Me propuse como objetivo conseguir que los asistentes (600 personas aprox.) vivieran una experiencia real que les permitiera clarificar la diferencia existente entre dos mundos no contrapuestos, sino complementarios, como son el de la comunicación de estilo 1.0 y su famosa evolución hoy conocida como 2.0.

Tras el expectante silencio inicial comencé mi exposición resaltando que todos los allí presentes habían acudido a la conferencia esperando encontrar, sin ser conscientes, un planteamiento de información 1.0, es decir, un modelo clásico de comunicación. En este tipo de eventos dicho modelo consiste en que un ponente (a veces experto) transmite verbalmente y con carácter unidireccional una información que se ve sustentada por medios audiovisuales (vídeos, diapositivas,..). Tras la impartición se abre habitualmente un turno de preguntas en las que los asistentes interactúan con el conferenciante uno a uno. Las preguntas se suceden y cada respuesta es escuchada por todos los presentes. La primera fase, de exposición de ideas, es típicamente 1.0 y la segunda, más participativa, entra ya en el terreno del 2.0.

Pero para terminar de ilustrar lo que esta evolución significa les pedí que, antes de comenzar mi “discurso unidireccional”, miraran a su alrededor e identificaran personas que no conocieran de nada. Cuando yo les diera “luz verde” podían dirigirse a dichas personas, presentarse e intercambiar información o conocimientos sobre el contenido de la conferencia. Podían hacerlo con cuantas personas quisieran durante el tiempo disponible para el experimento (5 minutos).

Cuando di la señal de comenzar hubo un momento de desconcierto, pero en cuestión de segundos una oleada de presentaciones y conversaciones se extendió de forma abrumadora por el salón plenario donde se celebraba el evento. La comunicación fue creciendo exponencialmente y se inició un frenético intercambio de tarjetas y de opiniones sobre la “gestión del capital humano en el mundo 2.0” (título de la conferencia).

Me costó lo indecible conseguir que aquel flujo espontáneo de interacción se reorientara de nuevo hacia el modelo 1.0 para que escucharan la conferencia. Cuando lo logré los participantes estaban sorprendidos de su reacción y con una valoración muy positiva de la experiencia. Sencillamente habían tenido la “oportunidad” de compartir información y relación con profesionales de inquietudes similares y la habían aprovechado. Eso es el mundo 2.0.
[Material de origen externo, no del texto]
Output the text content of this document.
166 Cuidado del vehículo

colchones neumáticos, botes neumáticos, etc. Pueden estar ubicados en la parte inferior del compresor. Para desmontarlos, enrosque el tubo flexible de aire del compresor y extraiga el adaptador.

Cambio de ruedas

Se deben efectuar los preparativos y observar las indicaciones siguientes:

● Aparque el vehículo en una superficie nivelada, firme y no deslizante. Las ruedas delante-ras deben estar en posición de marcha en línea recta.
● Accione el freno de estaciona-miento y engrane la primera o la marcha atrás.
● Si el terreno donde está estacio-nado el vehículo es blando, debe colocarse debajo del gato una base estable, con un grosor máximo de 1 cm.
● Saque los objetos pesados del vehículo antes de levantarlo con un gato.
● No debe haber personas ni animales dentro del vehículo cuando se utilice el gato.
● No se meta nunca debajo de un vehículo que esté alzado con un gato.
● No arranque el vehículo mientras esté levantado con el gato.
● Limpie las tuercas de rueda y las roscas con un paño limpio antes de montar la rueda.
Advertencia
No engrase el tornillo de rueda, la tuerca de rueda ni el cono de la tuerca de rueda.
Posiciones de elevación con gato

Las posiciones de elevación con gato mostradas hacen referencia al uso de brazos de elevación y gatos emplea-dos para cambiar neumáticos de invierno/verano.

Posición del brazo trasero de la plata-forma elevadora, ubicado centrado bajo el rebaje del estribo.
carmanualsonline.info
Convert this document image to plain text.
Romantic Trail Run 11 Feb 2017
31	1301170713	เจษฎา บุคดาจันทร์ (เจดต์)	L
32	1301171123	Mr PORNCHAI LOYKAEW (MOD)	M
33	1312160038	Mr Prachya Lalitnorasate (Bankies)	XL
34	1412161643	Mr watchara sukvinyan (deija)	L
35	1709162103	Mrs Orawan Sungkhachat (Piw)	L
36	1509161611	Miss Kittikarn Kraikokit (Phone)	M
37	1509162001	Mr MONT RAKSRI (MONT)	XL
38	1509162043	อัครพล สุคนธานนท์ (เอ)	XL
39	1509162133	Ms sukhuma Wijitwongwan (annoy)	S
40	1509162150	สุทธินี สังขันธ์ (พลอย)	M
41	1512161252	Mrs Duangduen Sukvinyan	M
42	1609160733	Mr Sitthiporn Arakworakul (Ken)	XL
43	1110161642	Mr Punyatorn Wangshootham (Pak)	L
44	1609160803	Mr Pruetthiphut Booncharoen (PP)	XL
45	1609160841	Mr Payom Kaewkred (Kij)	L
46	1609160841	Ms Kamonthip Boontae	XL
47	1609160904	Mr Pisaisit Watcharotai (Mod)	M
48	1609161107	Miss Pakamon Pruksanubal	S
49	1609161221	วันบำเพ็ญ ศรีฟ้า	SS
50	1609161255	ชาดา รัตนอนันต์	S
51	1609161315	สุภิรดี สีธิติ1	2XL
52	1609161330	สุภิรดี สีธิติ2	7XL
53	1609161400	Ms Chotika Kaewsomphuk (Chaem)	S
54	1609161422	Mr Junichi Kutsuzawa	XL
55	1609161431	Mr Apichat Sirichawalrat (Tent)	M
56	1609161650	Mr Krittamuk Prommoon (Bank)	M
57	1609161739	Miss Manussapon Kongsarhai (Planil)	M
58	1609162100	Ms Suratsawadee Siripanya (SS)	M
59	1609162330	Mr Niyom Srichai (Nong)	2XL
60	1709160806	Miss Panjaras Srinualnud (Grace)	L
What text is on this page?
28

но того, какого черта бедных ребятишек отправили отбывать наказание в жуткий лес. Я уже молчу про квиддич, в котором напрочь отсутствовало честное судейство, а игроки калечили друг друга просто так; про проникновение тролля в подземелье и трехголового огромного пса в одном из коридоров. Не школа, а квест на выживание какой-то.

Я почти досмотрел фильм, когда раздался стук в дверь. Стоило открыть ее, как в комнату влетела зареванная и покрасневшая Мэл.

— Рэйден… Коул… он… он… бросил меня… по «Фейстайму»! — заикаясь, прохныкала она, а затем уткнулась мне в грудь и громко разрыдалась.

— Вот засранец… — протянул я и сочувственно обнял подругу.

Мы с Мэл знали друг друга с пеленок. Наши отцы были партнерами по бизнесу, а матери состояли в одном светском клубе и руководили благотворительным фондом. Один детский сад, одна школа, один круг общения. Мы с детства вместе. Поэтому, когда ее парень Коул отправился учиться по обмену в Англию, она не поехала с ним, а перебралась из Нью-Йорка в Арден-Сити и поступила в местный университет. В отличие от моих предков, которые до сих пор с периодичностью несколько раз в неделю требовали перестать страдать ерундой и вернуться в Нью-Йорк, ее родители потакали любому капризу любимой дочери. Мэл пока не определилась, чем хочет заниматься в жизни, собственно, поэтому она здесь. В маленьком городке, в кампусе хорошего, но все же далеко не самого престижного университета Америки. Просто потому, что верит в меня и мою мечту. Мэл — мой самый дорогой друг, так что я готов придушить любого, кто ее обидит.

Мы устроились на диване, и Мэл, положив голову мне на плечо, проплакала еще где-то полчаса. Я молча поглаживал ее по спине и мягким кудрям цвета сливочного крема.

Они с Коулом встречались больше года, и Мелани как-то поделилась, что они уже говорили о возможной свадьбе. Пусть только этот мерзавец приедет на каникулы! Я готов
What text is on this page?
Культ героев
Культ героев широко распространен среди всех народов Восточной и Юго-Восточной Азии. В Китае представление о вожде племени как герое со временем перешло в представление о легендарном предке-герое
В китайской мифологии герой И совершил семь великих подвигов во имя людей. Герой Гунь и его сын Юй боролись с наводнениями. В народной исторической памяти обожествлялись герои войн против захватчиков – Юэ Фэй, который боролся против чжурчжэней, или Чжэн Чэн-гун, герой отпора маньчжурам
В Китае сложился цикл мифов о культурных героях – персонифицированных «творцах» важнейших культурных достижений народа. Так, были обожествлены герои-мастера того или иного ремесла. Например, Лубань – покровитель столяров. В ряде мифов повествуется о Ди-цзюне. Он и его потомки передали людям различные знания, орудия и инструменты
La conclusión que les transmití fue muy clara: “…si durante la hora prevista para la ponencia cada uno de ustedes se dedica a presentarse a otras personas de esta sala e intercambian información sobre el contenido de la misma, seguramente aprenderán mucho más que todo lo que yo les pueda transmitir aquí…”
No sé si todos estaban de acuerdo pero, al menos, les dio que pensar.